December 11, 2012 6:17 pm

Renée Fleming, Barbican, London

Fleming brought all the trappings of celebrity to an event which showed that her voice remains a marvel

The clue to this recital came in the second half with Renée Fleming’s introduction to her selection of songs. It is the pleasure of singing Strauss throughout her career that has drawn her to explore his contemporaries from that sensuous, late Romantic period, including some composers whose songs get performed far less often – Zemlinsky, Korngold, early Schoenberg.

The result made an unusual mix. Fleming brought all the trappings of celebrity to this afternoon event, including a glamorous change of dress at the half-way mark, and yet much of the music was both unfamiliar and romantically withdrawn, as though wanting to stay just out of the audience’s reach.

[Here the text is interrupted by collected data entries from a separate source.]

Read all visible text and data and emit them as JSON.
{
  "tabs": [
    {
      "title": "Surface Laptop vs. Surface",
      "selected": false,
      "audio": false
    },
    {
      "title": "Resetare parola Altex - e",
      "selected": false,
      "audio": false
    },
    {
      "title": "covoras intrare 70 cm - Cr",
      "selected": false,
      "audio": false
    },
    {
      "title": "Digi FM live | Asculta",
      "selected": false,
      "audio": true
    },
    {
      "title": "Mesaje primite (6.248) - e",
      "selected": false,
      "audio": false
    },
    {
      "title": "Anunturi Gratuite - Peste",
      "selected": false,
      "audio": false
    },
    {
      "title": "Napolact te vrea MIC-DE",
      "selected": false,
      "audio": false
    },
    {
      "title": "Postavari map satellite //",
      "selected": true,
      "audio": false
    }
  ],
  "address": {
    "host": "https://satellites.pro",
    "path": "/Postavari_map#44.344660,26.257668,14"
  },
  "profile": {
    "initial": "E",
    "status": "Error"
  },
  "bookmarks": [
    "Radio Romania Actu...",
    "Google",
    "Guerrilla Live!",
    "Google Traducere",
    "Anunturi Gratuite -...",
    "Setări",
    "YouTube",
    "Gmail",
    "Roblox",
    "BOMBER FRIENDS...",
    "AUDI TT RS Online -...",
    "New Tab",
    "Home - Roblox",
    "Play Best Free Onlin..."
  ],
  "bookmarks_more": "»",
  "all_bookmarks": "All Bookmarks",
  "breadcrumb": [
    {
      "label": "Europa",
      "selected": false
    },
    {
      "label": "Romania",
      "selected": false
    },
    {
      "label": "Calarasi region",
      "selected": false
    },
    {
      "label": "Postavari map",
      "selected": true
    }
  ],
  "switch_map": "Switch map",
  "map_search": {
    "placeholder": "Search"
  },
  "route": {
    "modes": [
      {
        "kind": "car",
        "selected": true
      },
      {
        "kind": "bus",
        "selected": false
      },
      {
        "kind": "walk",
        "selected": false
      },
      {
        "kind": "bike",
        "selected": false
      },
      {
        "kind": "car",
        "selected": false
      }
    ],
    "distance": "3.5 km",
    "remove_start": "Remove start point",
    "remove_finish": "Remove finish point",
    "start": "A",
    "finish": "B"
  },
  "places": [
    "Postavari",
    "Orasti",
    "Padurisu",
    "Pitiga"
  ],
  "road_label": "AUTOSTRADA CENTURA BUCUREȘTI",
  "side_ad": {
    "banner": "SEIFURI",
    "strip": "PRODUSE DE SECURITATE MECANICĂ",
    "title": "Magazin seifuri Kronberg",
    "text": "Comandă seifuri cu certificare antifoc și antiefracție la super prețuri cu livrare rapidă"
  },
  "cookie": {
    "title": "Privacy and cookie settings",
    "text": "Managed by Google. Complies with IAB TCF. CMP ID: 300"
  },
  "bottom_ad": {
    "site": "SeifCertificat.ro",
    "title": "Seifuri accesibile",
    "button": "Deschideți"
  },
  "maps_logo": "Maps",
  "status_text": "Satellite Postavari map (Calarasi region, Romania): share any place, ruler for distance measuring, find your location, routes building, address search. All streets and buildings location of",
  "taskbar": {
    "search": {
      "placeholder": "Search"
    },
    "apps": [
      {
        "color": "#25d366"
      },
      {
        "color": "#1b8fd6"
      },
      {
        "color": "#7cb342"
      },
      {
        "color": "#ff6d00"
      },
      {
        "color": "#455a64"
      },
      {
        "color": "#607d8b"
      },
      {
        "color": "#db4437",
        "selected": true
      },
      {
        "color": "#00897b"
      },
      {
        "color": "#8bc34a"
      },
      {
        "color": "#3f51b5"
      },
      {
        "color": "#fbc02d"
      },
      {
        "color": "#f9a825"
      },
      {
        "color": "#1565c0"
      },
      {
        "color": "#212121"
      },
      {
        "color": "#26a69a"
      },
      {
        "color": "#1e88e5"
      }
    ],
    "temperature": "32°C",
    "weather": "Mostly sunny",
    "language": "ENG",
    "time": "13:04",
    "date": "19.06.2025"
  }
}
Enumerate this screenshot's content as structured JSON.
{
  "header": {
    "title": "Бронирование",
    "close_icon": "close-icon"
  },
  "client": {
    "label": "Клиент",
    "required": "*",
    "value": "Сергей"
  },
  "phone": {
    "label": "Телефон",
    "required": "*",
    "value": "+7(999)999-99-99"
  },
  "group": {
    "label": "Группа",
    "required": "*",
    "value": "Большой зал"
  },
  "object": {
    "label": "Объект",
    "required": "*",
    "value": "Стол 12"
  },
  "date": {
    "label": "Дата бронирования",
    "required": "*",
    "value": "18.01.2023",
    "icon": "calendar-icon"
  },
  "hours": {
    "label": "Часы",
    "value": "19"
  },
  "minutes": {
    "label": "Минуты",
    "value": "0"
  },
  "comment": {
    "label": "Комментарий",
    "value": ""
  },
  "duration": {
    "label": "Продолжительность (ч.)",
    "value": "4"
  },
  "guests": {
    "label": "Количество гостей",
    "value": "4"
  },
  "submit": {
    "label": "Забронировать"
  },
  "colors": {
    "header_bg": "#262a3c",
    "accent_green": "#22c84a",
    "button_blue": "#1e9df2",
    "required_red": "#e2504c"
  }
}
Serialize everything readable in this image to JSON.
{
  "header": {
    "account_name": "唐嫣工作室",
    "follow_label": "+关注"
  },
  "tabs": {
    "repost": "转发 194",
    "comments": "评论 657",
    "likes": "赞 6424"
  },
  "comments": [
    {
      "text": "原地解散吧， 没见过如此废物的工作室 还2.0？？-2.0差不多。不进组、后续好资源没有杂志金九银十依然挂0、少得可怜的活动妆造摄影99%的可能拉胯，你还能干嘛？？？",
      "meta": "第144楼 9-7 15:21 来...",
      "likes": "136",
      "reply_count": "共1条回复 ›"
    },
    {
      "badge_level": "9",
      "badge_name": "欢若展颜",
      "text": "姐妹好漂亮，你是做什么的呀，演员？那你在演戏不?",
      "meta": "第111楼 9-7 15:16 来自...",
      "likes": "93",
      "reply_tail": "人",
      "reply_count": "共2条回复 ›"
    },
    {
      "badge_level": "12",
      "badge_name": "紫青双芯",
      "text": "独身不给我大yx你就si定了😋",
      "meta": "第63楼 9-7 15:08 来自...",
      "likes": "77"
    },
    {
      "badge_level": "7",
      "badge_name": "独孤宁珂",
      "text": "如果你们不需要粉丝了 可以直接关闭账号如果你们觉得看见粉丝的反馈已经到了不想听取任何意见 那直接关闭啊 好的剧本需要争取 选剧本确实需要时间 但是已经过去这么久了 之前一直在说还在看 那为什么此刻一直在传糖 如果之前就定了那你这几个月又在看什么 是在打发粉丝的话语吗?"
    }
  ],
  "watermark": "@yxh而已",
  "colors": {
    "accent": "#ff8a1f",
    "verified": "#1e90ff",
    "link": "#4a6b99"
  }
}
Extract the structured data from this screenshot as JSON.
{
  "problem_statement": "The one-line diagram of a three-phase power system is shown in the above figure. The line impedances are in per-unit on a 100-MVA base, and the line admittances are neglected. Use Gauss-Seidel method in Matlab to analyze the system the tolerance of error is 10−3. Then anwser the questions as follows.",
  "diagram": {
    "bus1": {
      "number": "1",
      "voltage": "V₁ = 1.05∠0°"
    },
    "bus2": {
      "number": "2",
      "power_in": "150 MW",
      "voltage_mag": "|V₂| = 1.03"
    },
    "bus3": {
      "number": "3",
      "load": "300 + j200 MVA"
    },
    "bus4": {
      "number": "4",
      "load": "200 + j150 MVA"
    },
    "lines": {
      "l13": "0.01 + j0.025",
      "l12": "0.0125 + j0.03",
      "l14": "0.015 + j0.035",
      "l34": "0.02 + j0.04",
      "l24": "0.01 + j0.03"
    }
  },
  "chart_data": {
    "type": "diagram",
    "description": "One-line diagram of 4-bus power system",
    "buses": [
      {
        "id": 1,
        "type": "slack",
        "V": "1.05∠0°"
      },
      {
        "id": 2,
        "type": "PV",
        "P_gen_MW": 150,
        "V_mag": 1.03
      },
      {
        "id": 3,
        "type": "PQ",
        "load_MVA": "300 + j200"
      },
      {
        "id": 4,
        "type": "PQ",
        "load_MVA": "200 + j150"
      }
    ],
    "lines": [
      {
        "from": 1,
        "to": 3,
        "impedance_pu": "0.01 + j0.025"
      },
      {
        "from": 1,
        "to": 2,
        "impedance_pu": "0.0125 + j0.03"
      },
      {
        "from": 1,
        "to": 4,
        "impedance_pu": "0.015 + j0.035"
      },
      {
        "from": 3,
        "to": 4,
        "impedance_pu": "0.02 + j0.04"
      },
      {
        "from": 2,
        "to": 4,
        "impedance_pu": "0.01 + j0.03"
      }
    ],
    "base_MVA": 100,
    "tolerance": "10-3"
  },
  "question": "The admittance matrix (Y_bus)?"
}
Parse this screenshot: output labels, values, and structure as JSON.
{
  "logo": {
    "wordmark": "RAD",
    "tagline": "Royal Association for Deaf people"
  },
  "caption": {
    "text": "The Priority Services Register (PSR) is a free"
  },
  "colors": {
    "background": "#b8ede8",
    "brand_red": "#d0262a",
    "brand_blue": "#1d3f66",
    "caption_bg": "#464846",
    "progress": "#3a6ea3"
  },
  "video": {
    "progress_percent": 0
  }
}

The recital took a while to get going. In an opening group of Wolf songs to poems by Goethe, Fleming’s soprano sounded cautious (she was suffering from the after-effects of a cold) and the sensibility was over-sweet. When Fleming wants to be expressive, she has a tendency to slow down and cosset the music. The first of Mahler’s Rückert-Lieder roused itself with a self-admiring languor, like a cat stretching itself in the sun, and the last of them, the favourite “Ich bin der Welt abhanden gekommen”, was far too primped and preened – even if the beauty of Fleming’s voice on the single word “ruh” near the end was breathtaking.

The second half was better. Returning in a sparkling, gold evening gown (“Don’t miss the Klimt connection”), Fleming turned to the lesser-known songs of turn-of-the-century Vienna. From an early pair of songs by Schoenberg, including his ballad of the ill-fated Lady Jane Grey, the vocal line was firmer and the poems came across in complete sentences rather as isolated, pampered words.

Zemlinsky’s short cycle of Five Poems on texts by Richard Dehmel – a real rarity – ventures into the erotic dream world of Freud, lusciously evoked by Fleming’s creamy soprano and accompaniments by Maciej Pikulski that were a lot more detailed and volatile than the average. From there to Korngold was but a small step and Fleming was on home ground with the soaring top notes of “Was Du mir bist” and, her first encore, Marietta’s Lied from Die tote Stadt. Whatever doubts linger about her as a song recitalist, Fleming’s voice remains a marvel.